Calvario tiburtino

Ad un anno dalla elezione di Virginia Raggi al Comune di Roma i malesseri della città non sono diminuiti. I mali vengono da lontano. L’esempio della Tiburtina

Quattro anni fa ci trasferimmo d’ufficio con la redazione di Città Nuova: dal centralissimo quartiere Prati al periferico quartiere di San Basilio. Questione di risparmiare, ovviamente. Tutta la Tiburtina, dalla omonima stazione ferroviaria fino al Raccordo Anulare era un cantiere. Si vedevano operai al lavoro, scavatrici, mezzi meccanici in movimento. «Un po’ di pazienza e riusciremo ad avere una via di accesso rapida e nuova al nostro posto di lavoro periferico, dopo Rebibbia, dove arrivava la metropolitana», ci siamo detti speranzosi. Qualcosa ci faceva tuttavia dubitare del buon esito dei lavori: la scelta dell’amministrazione capitolina, allora guidata da Ignazio Marino, era stata quella di non creare ingolfamenti e strozzature totali dell’arteria, privilegiando piccoli cantieri mobili che avrebbero rapidamente risistemato brevi tratti di strada. Qualcosa effettivamente ha funzionato, e qua e là vi sono dei tratti di strada ormai a doppia carreggiata, asfaltate di nuovo, fornite di buoni marciapiedi, con attraversamenti pedonali degni. Ma dopo quattro anni stamani ho costatato che persino nei pochi tratti già pronti sono state sistemate nuove chicane per proteggere nuovi scavi operati sulle superfici stradali già asfaltati.

Quattro anni che sono serviti a qualcosa?
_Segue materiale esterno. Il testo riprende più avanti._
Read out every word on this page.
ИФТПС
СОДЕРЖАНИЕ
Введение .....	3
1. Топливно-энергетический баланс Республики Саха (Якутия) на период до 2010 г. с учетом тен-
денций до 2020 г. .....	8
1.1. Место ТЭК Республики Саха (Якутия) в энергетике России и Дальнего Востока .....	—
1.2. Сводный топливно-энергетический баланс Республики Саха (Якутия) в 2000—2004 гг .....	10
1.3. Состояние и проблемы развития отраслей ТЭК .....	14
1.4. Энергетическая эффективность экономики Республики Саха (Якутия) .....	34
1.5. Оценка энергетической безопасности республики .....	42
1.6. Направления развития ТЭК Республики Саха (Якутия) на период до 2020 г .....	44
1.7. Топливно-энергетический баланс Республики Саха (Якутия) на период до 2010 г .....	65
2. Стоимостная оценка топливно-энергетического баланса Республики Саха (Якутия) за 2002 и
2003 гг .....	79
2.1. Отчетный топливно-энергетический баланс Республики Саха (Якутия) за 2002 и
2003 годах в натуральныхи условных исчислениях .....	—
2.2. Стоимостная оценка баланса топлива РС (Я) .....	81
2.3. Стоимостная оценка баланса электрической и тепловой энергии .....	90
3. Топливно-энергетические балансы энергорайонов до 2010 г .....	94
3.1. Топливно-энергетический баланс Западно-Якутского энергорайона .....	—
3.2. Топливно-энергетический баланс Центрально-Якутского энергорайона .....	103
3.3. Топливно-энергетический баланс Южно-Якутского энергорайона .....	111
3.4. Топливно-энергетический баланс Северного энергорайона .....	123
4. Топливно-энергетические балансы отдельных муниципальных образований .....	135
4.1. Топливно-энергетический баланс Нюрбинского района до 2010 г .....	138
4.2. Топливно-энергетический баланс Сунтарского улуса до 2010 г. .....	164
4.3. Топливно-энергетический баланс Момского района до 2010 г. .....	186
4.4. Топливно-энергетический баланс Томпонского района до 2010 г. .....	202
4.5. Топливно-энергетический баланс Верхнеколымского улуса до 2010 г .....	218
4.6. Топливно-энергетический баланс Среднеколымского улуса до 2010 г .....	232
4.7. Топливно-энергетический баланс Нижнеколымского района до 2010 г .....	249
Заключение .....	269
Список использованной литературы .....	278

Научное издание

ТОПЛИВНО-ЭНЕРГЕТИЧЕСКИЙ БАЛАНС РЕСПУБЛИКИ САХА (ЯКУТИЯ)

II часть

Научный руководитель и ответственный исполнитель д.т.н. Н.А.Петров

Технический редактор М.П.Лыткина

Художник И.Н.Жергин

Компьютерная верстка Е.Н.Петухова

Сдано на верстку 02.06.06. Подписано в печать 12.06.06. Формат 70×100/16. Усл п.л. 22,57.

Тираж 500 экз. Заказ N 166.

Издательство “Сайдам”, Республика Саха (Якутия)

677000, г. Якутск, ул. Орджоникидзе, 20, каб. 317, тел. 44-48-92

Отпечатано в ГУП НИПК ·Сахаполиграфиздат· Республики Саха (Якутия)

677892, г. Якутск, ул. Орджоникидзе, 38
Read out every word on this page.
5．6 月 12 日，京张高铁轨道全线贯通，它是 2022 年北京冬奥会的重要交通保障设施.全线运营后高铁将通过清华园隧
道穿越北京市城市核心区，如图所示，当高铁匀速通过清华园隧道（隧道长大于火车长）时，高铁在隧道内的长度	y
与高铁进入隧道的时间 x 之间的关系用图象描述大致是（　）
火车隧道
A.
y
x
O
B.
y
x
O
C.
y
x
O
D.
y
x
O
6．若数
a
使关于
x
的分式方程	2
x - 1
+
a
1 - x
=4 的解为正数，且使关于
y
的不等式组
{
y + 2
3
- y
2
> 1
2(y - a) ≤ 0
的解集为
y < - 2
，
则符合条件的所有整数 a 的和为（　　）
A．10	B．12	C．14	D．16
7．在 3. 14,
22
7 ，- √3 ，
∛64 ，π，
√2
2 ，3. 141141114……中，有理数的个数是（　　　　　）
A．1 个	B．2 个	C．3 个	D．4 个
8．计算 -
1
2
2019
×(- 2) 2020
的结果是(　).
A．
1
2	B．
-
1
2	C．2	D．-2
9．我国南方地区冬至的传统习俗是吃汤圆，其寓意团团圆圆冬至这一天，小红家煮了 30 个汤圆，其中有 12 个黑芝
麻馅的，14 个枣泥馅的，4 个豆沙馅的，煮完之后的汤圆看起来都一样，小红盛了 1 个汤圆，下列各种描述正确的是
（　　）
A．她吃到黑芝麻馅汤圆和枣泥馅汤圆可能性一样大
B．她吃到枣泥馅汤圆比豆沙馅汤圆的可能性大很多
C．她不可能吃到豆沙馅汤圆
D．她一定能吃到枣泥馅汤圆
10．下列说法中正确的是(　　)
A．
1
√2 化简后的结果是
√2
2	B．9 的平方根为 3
Oggi non si vedono più operai al lavoro. Dicono che sia il problema degli appalti e dei subappalti, dei finanziamenti che ci sono e non ci sono, della poca organizzazione del lavoro. Fatto sta alla riunione mattutina delle 9.15 in redazione non siamo mai al completo, salvo rarissimi casi: ogni mattina abbiamo il nostro bollettino di guerra da redigere via whatsapp o mail o sms: Sara è ferma nella metro B, Carlo invece non riesce a salire a Rebibbia su autobus stracolmi e immobilizzati nel traffico; Aurelio è bloccato sul Gra; Luigia è ancora all’altezza della Romanina; Giulio arriva ma ansimante… Meno male che Aurora è arrivata alle 7… Così spesso si lavora da remoto, evitando trasferimenti micidiali. Soprattutto nei venerdì in cui, guarda caso il weekend diventa lunghissimo, c’è sciopero dei mezzi pubblici! E che dire delle “missioni” al Centro durante la giornata? Tra auto, metro, autobus, caldo torrido e assenza di marciapiedi, per assistere a una conferenza stampa, come m’è capitato ieri, debbo calcolare almeno quattro ore di calvario tiburtino.

I mali di Roma non possono essere messi sulle spalle dell’ultimo sindaco. Ci mancherebbe. Le responsabilità risalgono ad almeno una dozzina di anni addietro, quando l’amministrazione comunale cominciò a soffrire in modo macroscopico per le infiltrazioni mafiose, quando si cessò di avere una visione sul futuro della città, quando il tasso etico di tanti, troppi funzionari comunali, scese sotto i livelli di guardia, quando le privatizzazioni delle municipalizzate s’arenarono, quando a causa del fiscal compact e per far cassa si ridussero drasticamente i fondi destinati alla manutenzione della città.

Ma allora il male di Roma siamo noi romani? Lo dicono a Milano, a Torino, a Venezia. E anche qui a Roma. Non credo che si possa criminalizzare un’intera città, anche se il menefreghismo impera un po’ ovunque nella città dei cesari e dei papi. Servirebbe una grande umiltà da parte di tutti, politici in testa. E rimboccarsi le maniche, approfittando anche della presenza a Roma dell’eccellente procuratore Giuseppe Pignatone, attirando investitori e artisti. La città più bella al mondo dovrebbe essere amata un po’ di più. Nell’umiltà di darsi casomai un credibile “6 – -” e non di un “7 ½” (come la Raggi si è auto-lodata) che sa tanto di supponenza. Roma ha bisogno di umiltà e non di supponenza, per poter scendere dal calvario tiburtino.